More Connected Communication with Your Teen

In talking with the mom of a teenage girl, I was reminded of the importance of two things in the relationship between parent and teenager: the language that you use and the practice of turning agenda-driven discussions into open conversations.  Here are some simple things to keep in mind to create peace in your home and to stay connected as your teen traverses these turbulent years.  These ideas are actually great for staying connecting with anyone!

Listen then listen some more.

Someone once said to me that the most important shift in communicating with a teen is to listen, listen, listen and then listen some more.  As my daughter went through her teen years, I found this to be so true.  I learned to listen instead of speaking, and that was not an easy task!  I listened instead of giving guidance unless requested and instead of doing something, again, not an easy task!  The key to listening is getting curious.  As Pam Dunn of Your Infinite Life Training & Coaching Company said, “Listening is so much more than simply observing or getting yourself out of the way when talking to someone else.  It is being curious about what they are saying even if you disagree with them.  It is allowing yourself to be surprised and learning something you might not have known before.”   Practice being curious!

Put things on the table.

When speaking with your teen, put things on the table.  If you think your son has been less than truthful with you, let him know what you know to be true rather than attempting to catch him in a lie.  If he said he was at a friend’s house and you know that he wasn’t, avoid saying, “How was your visit with your friend?”  Instead, say, “I spoke with Mark’s mother today, and I know that you were not there.  Let’s talk about what happened.”  If you don’t think your daughter has completed her science project, avoid skirting the issue with questions that will probably imply mistrust.  Instead, use an I-statement to dispel her defensiveness and to voice your feelings.  For example, “I feel uncomfortable because your science project is due next Friday and I haven’t seen you working on it.  How is it going, and can I help in any way?”  Practice putting things on the table with detachment.

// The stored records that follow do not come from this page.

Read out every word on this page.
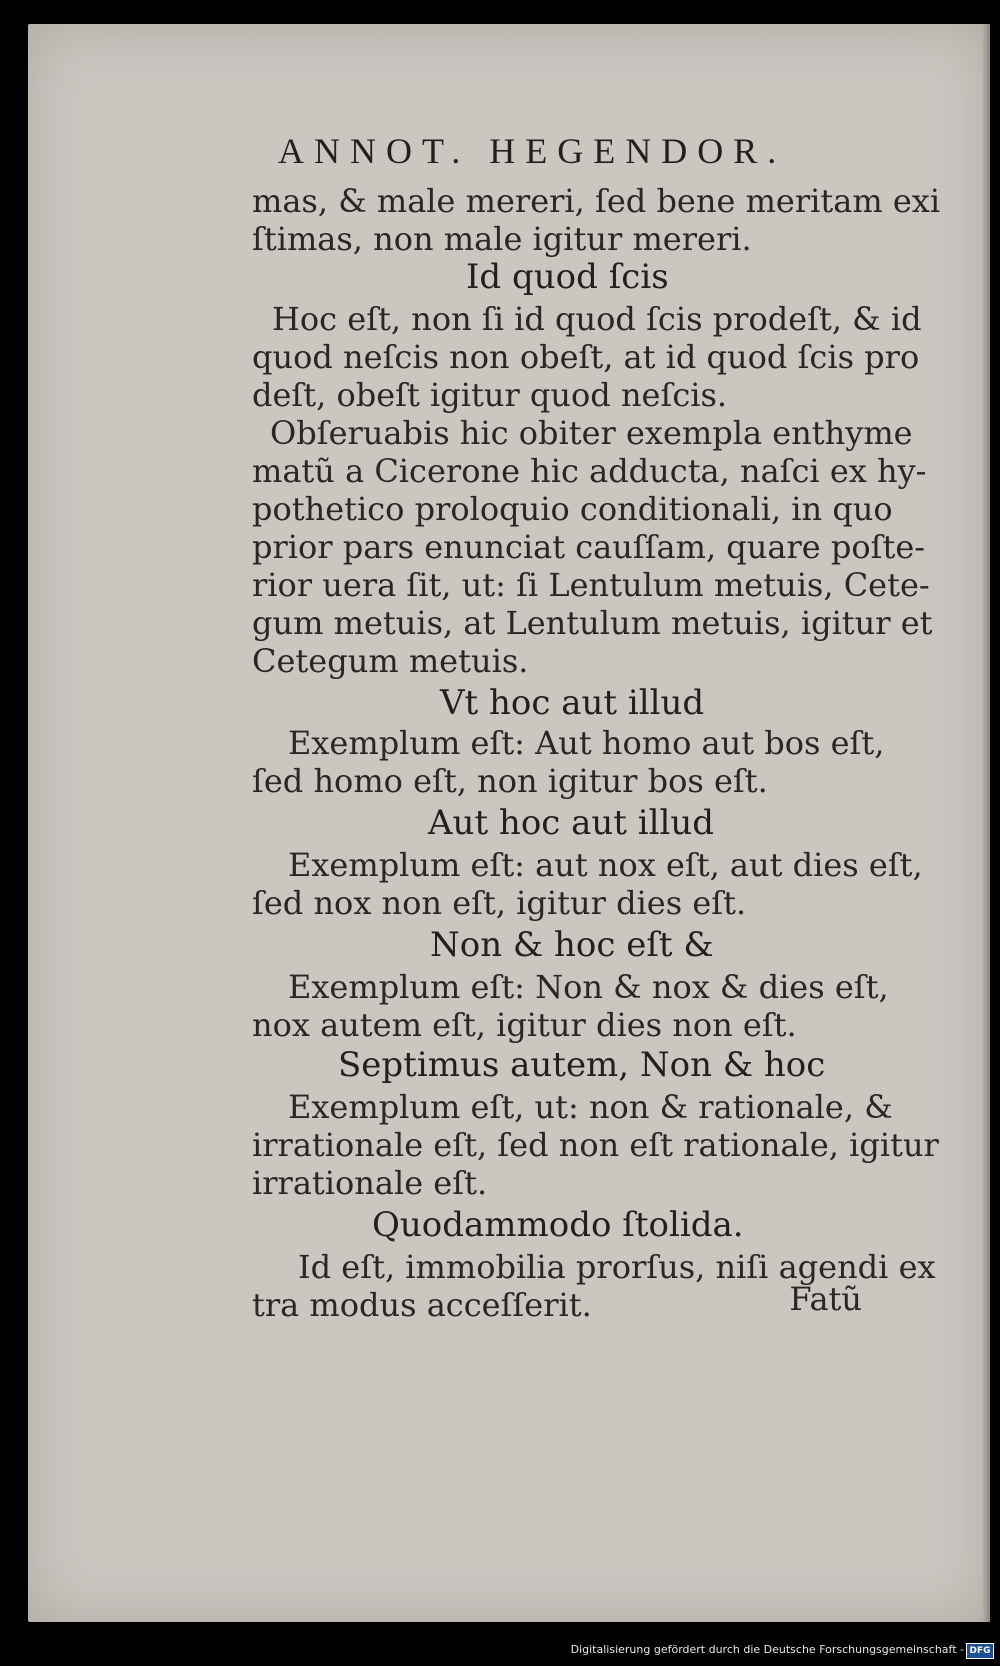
ANNOT. HEGENDOR.
mas, & male mereri, ſed bene meritam exi
ſtimas, non male igitur mereri.
Id quod ſcis
Hoc eſt, non ſi id quod ſcis prodeſt, & id
quod neſcis non obeſt, at id quod ſcis pro
deſt, obeſt igitur quod neſcis.
Obſeruabis hic obiter exempla enthyme
matũ a Cicerone hic adducta, naſci ex hy-
pothetico proloquio conditionali, in quo
prior pars enunciat cauſſam, quare poſte-
rior uera ſit, ut: ſi Lentulum metuis, Cete-
gum metuis, at Lentulum metuis, igitur et
Cetegum metuis.
Vt hoc aut illud
Exemplum eſt: Aut homo aut bos eſt,
ſed homo eſt, non igitur bos eſt.
Aut hoc aut illud
Exemplum eſt: aut nox eſt, aut dies eſt,
ſed nox non eſt, igitur dies eſt.
Non & hoc eſt &
Exemplum eſt: Non & nox & dies eſt,
nox autem eſt, igitur dies non eſt.
Septimus autem, Non & hoc
Exemplum eſt, ut: non & rationale, &
irrationale eſt, ſed non eſt rationale, igitur
irrationale eſt.
Quodammodo ſtolida.
Id eſt, immobilia prorſus, niſi agendi ex
tra modus acceſſerit.	Fatũ
Digitalisierung gefördert durch die Deutsche Forschungsgemeinschaft - DFG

Use the word “and” rather than “but”.    

Use “and” as your conjunction rather than “but.”  When you say to your teen, “I love you, but I am not willing for you to spend the night at Julie’s house”, she will not hear the “I love you.”  People tend to ignore the words that come before the “but”.  Simply rephrasing the statement by substituting “and” for “but” will keep the “I love you” in the conversation and in her heart. 

Have big issue conversations.

Some big issues for parents of teens and for teens themselves are school success, love relationships, drugs and alcohol, and relationships with friends.  By having conversations about these big ticket items, you keep the door open for connected communication.  As you let go during the teen years, you can embrace being your child’s ally.  The one item that distinguishes a conversation from a lecture is an agenda.  If you are promoting your agenda rather than seeking understanding, it is a lecture.  A conversation means that both you and your teen have a space to voice feelings and desires.  What do you want?  What does she want?  What are your boundaries and limits?  What are hers?  The more “conversational” the discussion, the more empowered and invested your teen will be.  The more of an ally you will be.  The more connected you both will be.

If ever you are in doubt in communicating with your teen or with anyone, simply listen first.  Each of these four ideas is a practice.  Choose one to practice for a day or a week and see the difference it will make!